Calum mentioned a few days ago that Sweeny McTodd’s Impossible Pie Factory is sometimes still referred to by older locals as “The Impossible Porridge Kitchen”. Combining this with my recent etymological porridge discovery I’m very hopeful that the ancient recipe for the magical porridge in the Holy Ramekin will in fact contain meat and 2 veg, not just boiled oats. This is particularly exciting because yesterday I successfully drank a small bowl of Jewish Penicillin, a.k.a. chicken and vegetable soup.
And talking of capturing the Holy Ramekin, I see Felix and Sherpa Shirl are descending to pick me up, along with the one cask for our onslaught on the summit of Ben Ramekin… Exciting times and I have updated our mission schedule to attempt the summit this coming Monday. So put the 14th of June in your diary – it may be where this blog ends (hurrah for all!).
EMERGENCY!!! But Dougal McDangerous has just hoved into view, looking very cross (probably because he’s sensed he may not get his fair share of the lethal one cask mixture. In fact, he has already ignited his breath and looks set on taking out our balloon, along with its occupants So near and yet so far 🙀.
Our only way forward now is a two pronged attack, with Felix and Shirl firing from the balloon and me doing what I can from the ground.
But we will need all your help through the magical augmented reality portal Felix has prepared. If you follow this link to Dragon Slaying For Beginners you can help us destroy Dougal.

You can participate as many times as you like and the important thing is to overwhelm him with firepower – the more vigorously you attack, the more likely he is to permanently succumb.

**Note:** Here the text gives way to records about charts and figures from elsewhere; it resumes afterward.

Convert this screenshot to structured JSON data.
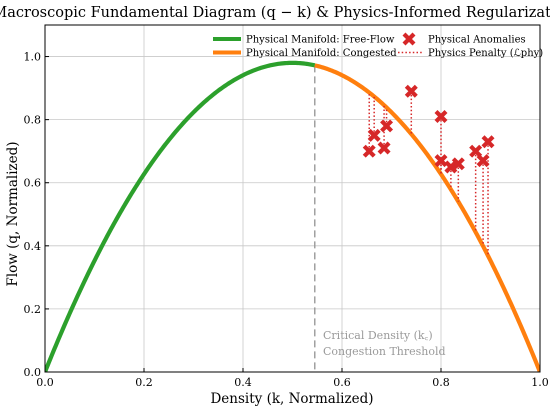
{
  "chart_data": {
    "type": "line",
    "title": "Macroscopic Fundamental Diagram (q − k) & Physics-Informed Regularization",
    "xlabel": "Density (k, Normalized)",
    "ylabel": "Flow (q, Normalized)",
    "xlim": [
      0.0,
      1.0
    ],
    "ylim": [
      0.0,
      1.1
    ],
    "xticks": [
      "0.0",
      "0.2",
      "0.4",
      "0.6",
      "0.8",
      "1.0"
    ],
    "yticks": [
      "0.0",
      "0.2",
      "0.4",
      "0.6",
      "0.8",
      "1.0"
    ],
    "grid": true,
    "legend_position": "top-right",
    "critical_density": 0.545,
    "max_flow": 0.98,
    "series": [
      {
        "name": "Physical Manifold: Free-Flow",
        "type": "line",
        "color": "#2ca02c",
        "x_range": [
          0.0,
          0.545
        ]
      },
      {
        "name": "Physical Manifold: Congested",
        "type": "line",
        "color": "#ff7f0e",
        "x_range": [
          0.545,
          1.0
        ]
      },
      {
        "name": "Physical Anomalies",
        "type": "scatter",
        "color": "#d62728",
        "marker": "x",
        "points": [
          {
            "x": 0.655,
            "y": 0.7
          },
          {
            "x": 0.665,
            "y": 0.75
          },
          {
            "x": 0.685,
            "y": 0.71
          },
          {
            "x": 0.69,
            "y": 0.78
          },
          {
            "x": 0.74,
            "y": 0.89
          },
          {
            "x": 0.8,
            "y": 0.81
          },
          {
            "x": 0.8,
            "y": 0.67
          },
          {
            "x": 0.82,
            "y": 0.65
          },
          {
            "x": 0.835,
            "y": 0.66
          },
          {
            "x": 0.87,
            "y": 0.7
          },
          {
            "x": 0.885,
            "y": 0.67
          },
          {
            "x": 0.895,
            "y": 0.73
          }
        ]
      },
      {
        "name": "Physics Penalty (ℒphy)",
        "type": "penalty",
        "color": "#d62728",
        "style": "dotted"
      }
    ],
    "annotation": {
      "line1": "Critical Density (k꜀)",
      "line2": "Congestion Threshold"
    }
  }
}
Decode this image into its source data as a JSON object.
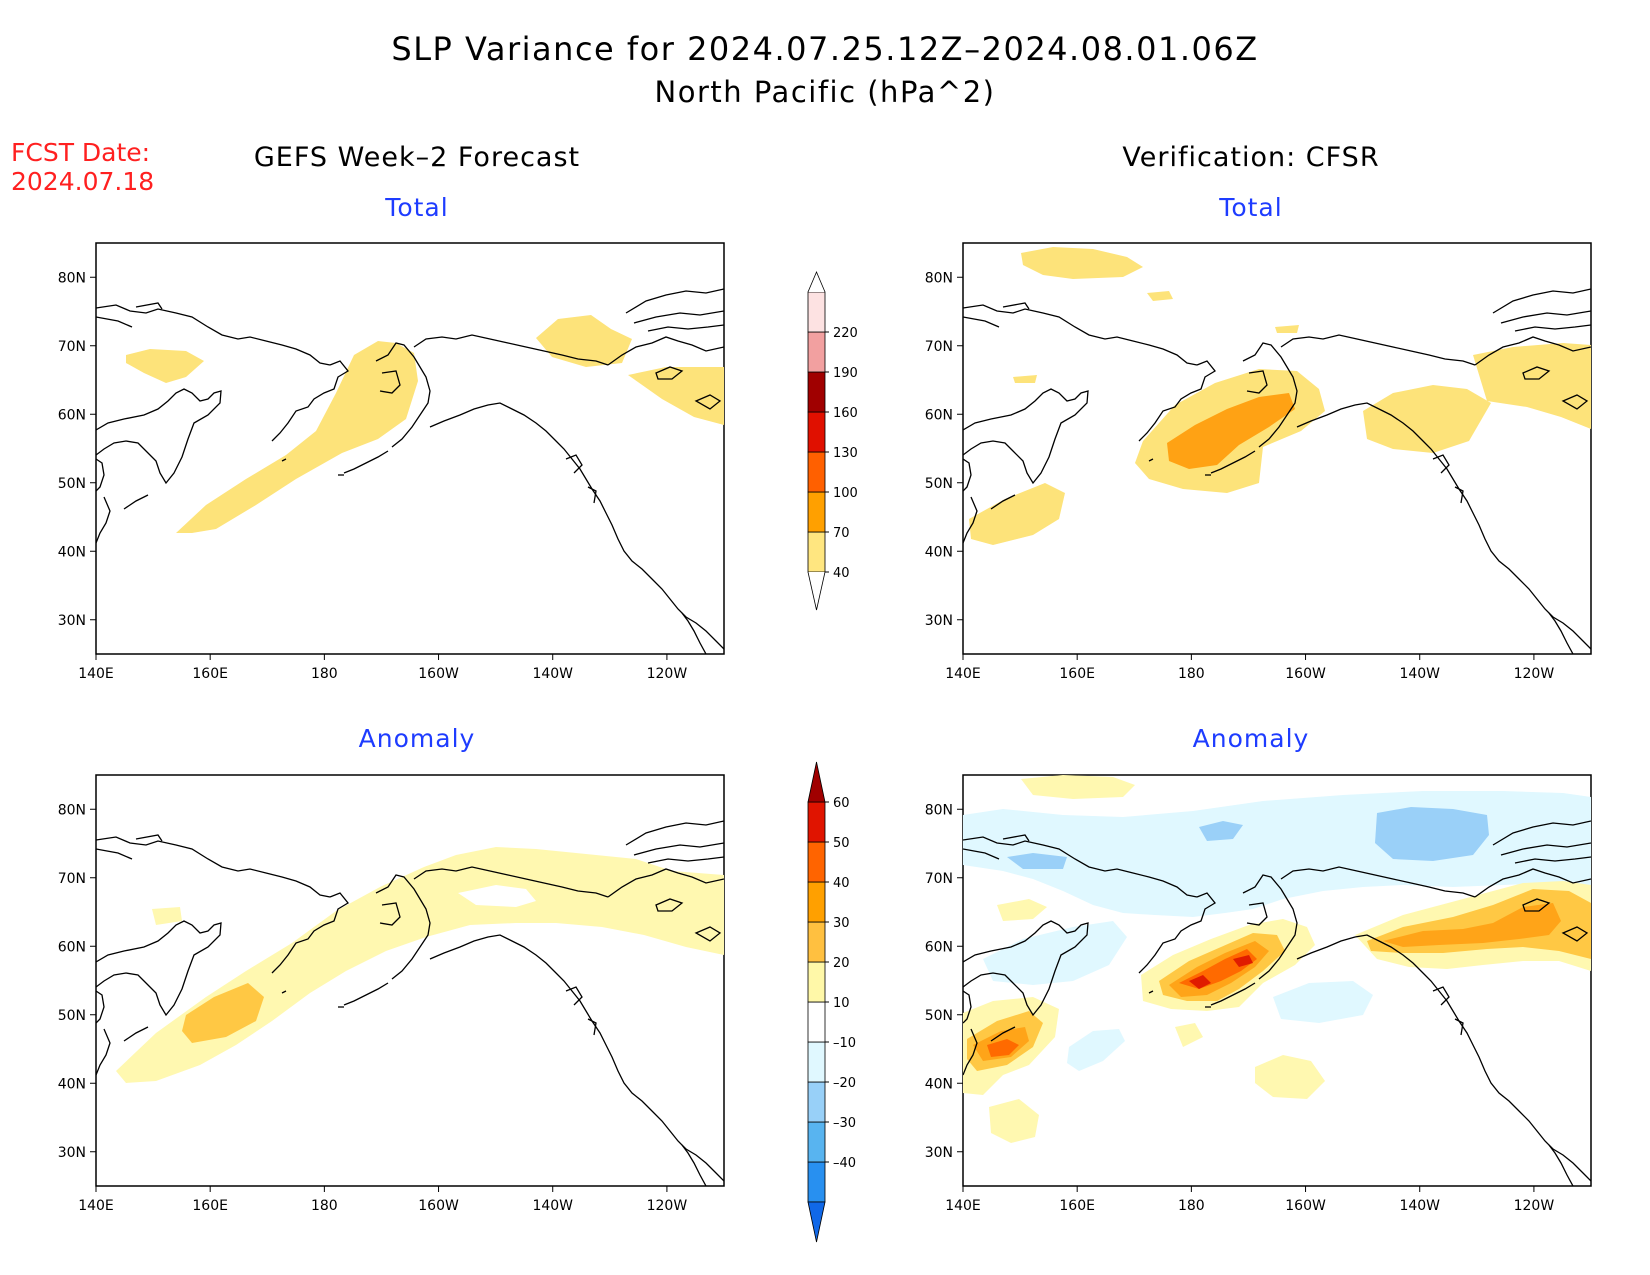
{
  "title_line1": "SLP Variance for 2024.07.25.12Z–2024.08.01.06Z",
  "title_line2": "North Pacific (hPa^2)",
  "fcst_label": "FCST Date:",
  "fcst_date": "2024.07.18",
  "left_column_title": "GEFS Week–2 Forecast",
  "right_column_title": "Verification: CFSR",
  "panels": {
    "gefs_total": {
      "title": "Total"
    },
    "cfsr_total": {
      "title": "Total"
    },
    "gefs_anomaly": {
      "title": "Anomaly"
    },
    "cfsr_anomaly": {
      "title": "Anomaly"
    }
  },
  "axes": {
    "lon_labels": [
      "140E",
      "160E",
      "180",
      "160W",
      "140W",
      "120W"
    ],
    "lat_labels": [
      "30N",
      "40N",
      "50N",
      "60N",
      "70N",
      "80N"
    ],
    "lon_range": [
      "140E",
      "110W"
    ],
    "lat_range": [
      "25N",
      "85N"
    ]
  },
  "total_colorbar": {
    "levels": [
      "40",
      "70",
      "100",
      "130",
      "160",
      "190",
      "220"
    ],
    "colors": [
      "#ffe680",
      "#ffa000",
      "#ff6000",
      "#e01000",
      "#a00000",
      "#f2a0a0",
      "#fde2e2"
    ]
  },
  "anomaly_colorbar": {
    "levels": [
      "–40",
      "–30",
      "–20",
      "–10",
      "10",
      "20",
      "30",
      "40",
      "50",
      "60"
    ],
    "colors": [
      "#1068e8",
      "#2890f0",
      "#58b4f0",
      "#98d0f8",
      "#e0f8ff",
      "#ffffff",
      "#fff8a8",
      "#ffc040",
      "#ffa000",
      "#ff6400",
      "#e01400",
      "#a00000"
    ]
  },
  "colors": {
    "fill_40_70": "#fde37a",
    "fill_70_100": "#ffa214",
    "anom_10_20": "#fff8b0",
    "anom_20_30": "#ffc844",
    "anom_30_40": "#ffa418",
    "anom_40_50": "#ff6a00",
    "anom_50_60": "#e01c00",
    "anom_60_plus": "#a80000",
    "anom_neg_10": "#e0f8ff",
    "anom_neg_20": "#9ad0f8",
    "coast": "#000000",
    "title_blue": "#1e3cff",
    "fcst_red": "#ff2020"
  }
}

This is an existential crisis so I’m offering a prize for the fastest destruction of McDangerous. Please put the best time you achieve into the comments on this post along with the exclamation that Dougal makes when he expires (different times produce different exclamations)
We will announce the results on Monday. As usual, the judges decision will be final, but please do help us – our lives depend upon it!

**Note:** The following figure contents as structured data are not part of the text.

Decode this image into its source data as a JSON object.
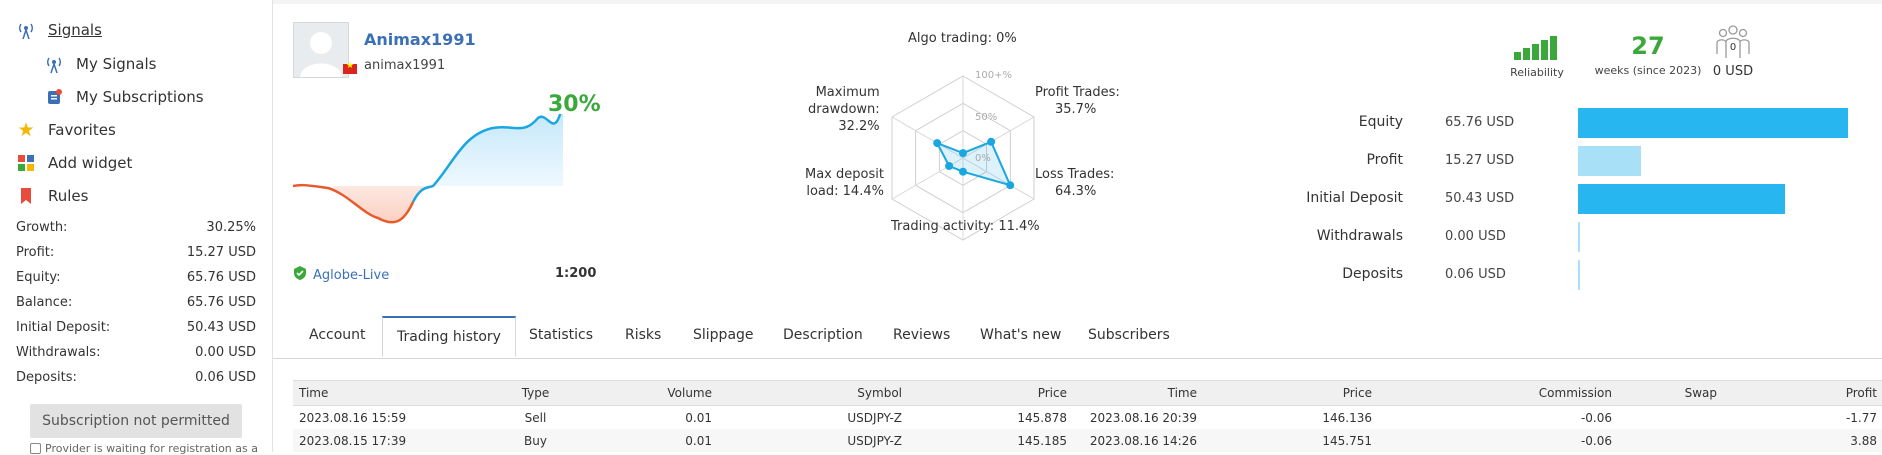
{
  "sidebar": {
    "header": "Signals",
    "items": [
      {
        "label": "My Signals",
        "icon": "signal-antenna-icon"
      },
      {
        "label": "My Subscriptions",
        "icon": "subscription-icon"
      },
      {
        "label": "Favorites",
        "icon": "star-icon"
      },
      {
        "label": "Add widget",
        "icon": "widget-icon"
      },
      {
        "label": "Rules",
        "icon": "bookmark-icon"
      }
    ],
    "stats": [
      {
        "label": "Growth:",
        "value": "30.25%"
      },
      {
        "label": "Profit:",
        "value": "15.27 USD"
      },
      {
        "label": "Equity:",
        "value": "65.76 USD"
      },
      {
        "label": "Balance:",
        "value": "65.76 USD"
      },
      {
        "label": "Initial Deposit:",
        "value": "50.43 USD"
      },
      {
        "label": "Withdrawals:",
        "value": "0.00 USD"
      },
      {
        "label": "Deposits:",
        "value": "0.06 USD"
      }
    ],
    "subscribe_button": "Subscription not permitted",
    "provider_note": "Provider is waiting for registration as a"
  },
  "profile": {
    "name": "Animax1991",
    "login": "animax1991",
    "growth": "30%",
    "broker": "Aglobe-Live",
    "leverage": "1:200"
  },
  "radar": {
    "labels": {
      "algo": "Algo trading: 0%",
      "profit_trades_l": "Profit Trades:",
      "profit_trades_v": "35.7%",
      "loss_trades_l": "Loss Trades:",
      "loss_trades_v": "64.3%",
      "activity": "Trading activity: 11.4%",
      "deposit_load_l": "Max deposit",
      "deposit_load_v": "load: 14.4%",
      "drawdown_l": "Maximum",
      "drawdown_m": "drawdown:",
      "drawdown_v": "32.2%"
    },
    "scale": {
      "top": "100+%",
      "mid": "50%",
      "low": "0%"
    },
    "values": {
      "algo": 0.0,
      "profit": 0.357,
      "loss": 0.643,
      "activity": 0.114,
      "deposit_load": 0.144,
      "drawdown": 0.322
    },
    "color": "#1aa7e0"
  },
  "summary": {
    "reliability_label": "Reliability",
    "weeks_value": "27",
    "weeks_label": "weeks (since 2023)",
    "subscribers_count": "0",
    "subscribers_money": "0 USD"
  },
  "balance_bars": [
    {
      "label": "Equity",
      "value": "65.76 USD",
      "fraction": 1.0,
      "color": "#27b6ef"
    },
    {
      "label": "Profit",
      "value": "15.27 USD",
      "fraction": 0.232,
      "color": "#a8e1f7"
    },
    {
      "label": "Initial Deposit",
      "value": "50.43 USD",
      "fraction": 0.767,
      "color": "#27b6ef"
    },
    {
      "label": "Withdrawals",
      "value": "0.00 USD",
      "fraction": 0.0,
      "color": "#a8e1f7"
    },
    {
      "label": "Deposits",
      "value": "0.06 USD",
      "fraction": 0.001,
      "color": "#a8e1f7"
    }
  ],
  "tabs": [
    "Account",
    "Trading history",
    "Statistics",
    "Risks",
    "Slippage",
    "Description",
    "Reviews",
    "What's new",
    "Subscribers"
  ],
  "trades": {
    "headers": [
      "Time",
      "Type",
      "Volume",
      "Symbol",
      "Price",
      "Time",
      "Price",
      "Commission",
      "Swap",
      "Profit"
    ],
    "rows": [
      [
        "2023.08.16 15:59",
        "Sell",
        "0.01",
        "USDJPY-Z",
        "145.878",
        "2023.08.16 20:39",
        "146.136",
        "-0.06",
        "",
        "-1.77"
      ],
      [
        "2023.08.15 17:39",
        "Buy",
        "0.01",
        "USDJPY-Z",
        "145.185",
        "2023.08.16 14:26",
        "145.751",
        "-0.06",
        "",
        "3.88"
      ]
    ]
  },
  "colors": {
    "accent": "#3b6fb6",
    "growth": "#3aa83a",
    "loss": "#c0392b",
    "equity_line": "#1aa7e0",
    "drawdown_line": "#e85a2b"
  }
}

Editor’s Note: I had resigned myself to learning how to create fake Wikipedia articles about the derivation of the word porridge as I’m really not sure I can eat a ramekin of the stuff, so it was marvellous to find that in fact I didn’t need to fake anything – the derivation is in reality exactly what I was going to fake. There must be a word for when that happens.
Stop Press: The Closing date for Dragon slaying entries is 5pm today (Sunday).
:) 65 sec McShit!
PS. I think that when the facts you are about to make up surprisingly correspond with actual facts its often known as 'News'.